Zaniedbywanie natchnień może więc oznaczać konkretną szkodę dla świata, Kościoła i konkretnych osób, które zostały przez to pozbawione wskazówek lub pociech duchowych. „Ducha nie gaście, proroctwa nie lekceważcie!” – przestrzega św. Paweł (1 Tes 5,19-20).

– Oczywiście proroctwo, jak każdy charyzmat, jest niedoskonałe. Trzeba tu dużo pokory, bo nigdy nie jesteśmy pewni. To też jest oznaka prawdziwości proroctwa – że dany prorok nie jest stuprocentowo pewny. On ufa, że jego natchnienia są Boże, daje to do osądu przez wspólnotę Kościoła – zastrzega o. Wit Chlondowski. Przywołuje postać Serafina z Sarowa, prawosławnego świętego, któremu ktoś powiedział: „Ojciec czyta w sercu”. Serafin na to: „Nie, w sercu to tylko Bóg czyta. Przychodzą mi tylko pewne myśli, a ja ufam, że są od Boga”.

Proroczy Kościół

Kiedy pewnego dnia uczniowie wysypali się z Wieczernika, byli ludźmi innymi niż jeszcze kilka chwil wcześniej. Pomimo tego, że ich sytuacja nie zmieniła się ani o jotę, oni, wskutek zstąpienia Ducha Świętego, zmienili się zasadniczo. Mowa Piotra, po której nawróciły się tysiące ludzi, znamionowała nową jakość w głoszeniu Ewangelii.

„Tego właśnie Jezusa wskrzesił Bóg, a my wszyscy jesteśmy tego świadkami. Wyniesiony na prawicę Boga, otrzymał od Ojca obietnicę Ducha Świętego i zesłał Go, jak to sami widzicie i słyszycie” – wołał apostoł. W konsekwencji tego, co było widać i słychać, ludzie tłumnie wyznawali wiarę w Chrystusa. Przyjmowali chrzest i też otrzymywali Ducha Świętego, który jest także duchem proroctwa. To wzorzec. Tak powinno być.

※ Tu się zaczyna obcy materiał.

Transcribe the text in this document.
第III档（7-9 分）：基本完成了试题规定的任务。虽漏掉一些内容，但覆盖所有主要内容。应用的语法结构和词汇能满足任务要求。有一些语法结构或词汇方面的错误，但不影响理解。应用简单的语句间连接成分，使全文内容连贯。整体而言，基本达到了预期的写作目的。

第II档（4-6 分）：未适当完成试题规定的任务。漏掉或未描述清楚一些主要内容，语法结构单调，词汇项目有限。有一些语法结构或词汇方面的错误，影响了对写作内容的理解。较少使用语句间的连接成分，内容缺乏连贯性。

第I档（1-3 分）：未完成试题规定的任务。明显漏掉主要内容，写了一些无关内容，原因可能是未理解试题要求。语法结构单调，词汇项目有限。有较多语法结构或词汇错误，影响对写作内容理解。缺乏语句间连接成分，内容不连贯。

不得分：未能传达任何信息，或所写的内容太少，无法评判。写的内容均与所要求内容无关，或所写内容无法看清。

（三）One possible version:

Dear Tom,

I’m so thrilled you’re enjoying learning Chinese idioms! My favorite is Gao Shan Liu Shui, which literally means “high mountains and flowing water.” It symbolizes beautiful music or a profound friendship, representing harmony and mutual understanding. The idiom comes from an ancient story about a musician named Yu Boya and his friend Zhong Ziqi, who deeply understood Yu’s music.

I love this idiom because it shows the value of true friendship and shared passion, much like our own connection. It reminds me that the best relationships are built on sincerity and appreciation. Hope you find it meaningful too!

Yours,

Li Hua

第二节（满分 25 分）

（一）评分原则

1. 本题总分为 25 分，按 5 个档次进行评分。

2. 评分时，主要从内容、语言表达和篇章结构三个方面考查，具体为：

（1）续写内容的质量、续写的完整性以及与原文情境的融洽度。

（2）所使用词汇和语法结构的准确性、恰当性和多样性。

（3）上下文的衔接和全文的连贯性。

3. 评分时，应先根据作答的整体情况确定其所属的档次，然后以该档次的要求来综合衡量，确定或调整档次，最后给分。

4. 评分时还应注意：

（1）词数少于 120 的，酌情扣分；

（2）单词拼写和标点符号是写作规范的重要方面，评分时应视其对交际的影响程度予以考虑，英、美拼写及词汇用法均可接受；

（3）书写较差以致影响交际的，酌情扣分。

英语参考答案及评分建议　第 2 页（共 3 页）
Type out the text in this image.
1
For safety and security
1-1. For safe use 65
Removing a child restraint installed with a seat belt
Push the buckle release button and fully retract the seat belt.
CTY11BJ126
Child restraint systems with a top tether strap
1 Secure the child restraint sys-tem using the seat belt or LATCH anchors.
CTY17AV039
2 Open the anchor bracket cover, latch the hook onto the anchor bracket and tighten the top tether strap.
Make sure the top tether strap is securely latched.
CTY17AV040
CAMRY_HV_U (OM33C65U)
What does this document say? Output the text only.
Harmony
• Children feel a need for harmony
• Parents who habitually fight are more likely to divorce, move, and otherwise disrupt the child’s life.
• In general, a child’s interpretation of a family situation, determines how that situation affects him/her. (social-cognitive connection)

– Proroczy powinien być cały Kościół, bo już tu objawia królestwo Boże. Prorocze powinno być życie chrześcijańskie, bo ono pokazuje standardy królestwa Bożego. Duch proroczy jest wylany w zupełnie nowy sposób, w szerokim znaczeniu – nie tylko w sensie pewnych gestów, lecz całego życia – wskazuje o. Wit.

„Wiatr wieje tam, gdzie chce, i szum jego słyszysz, lecz nie wiesz, skąd przychodzi i dokąd podąża. Tak jest z każdym, który narodził się z Ducha” – zapewnia Jezus. Doświadczamy tego: Duch Święty jest nieprzewidywalny. Wieje na różne sposoby, ale nigdy nie wieje nudą. I zawsze zdumiewa, zaskakuje – ale też zawsze prowadzi człowieka do wyprostowania jego dróg i odzyskania wewnętrznego pokoju. Jest jak ogień, który wypala, ale też jak deszcz, który ożywia. Deszcz Ducha nieustannie pada. Jeśli ktoś go nie czuje, niech sprawdzi, co ma nad głową.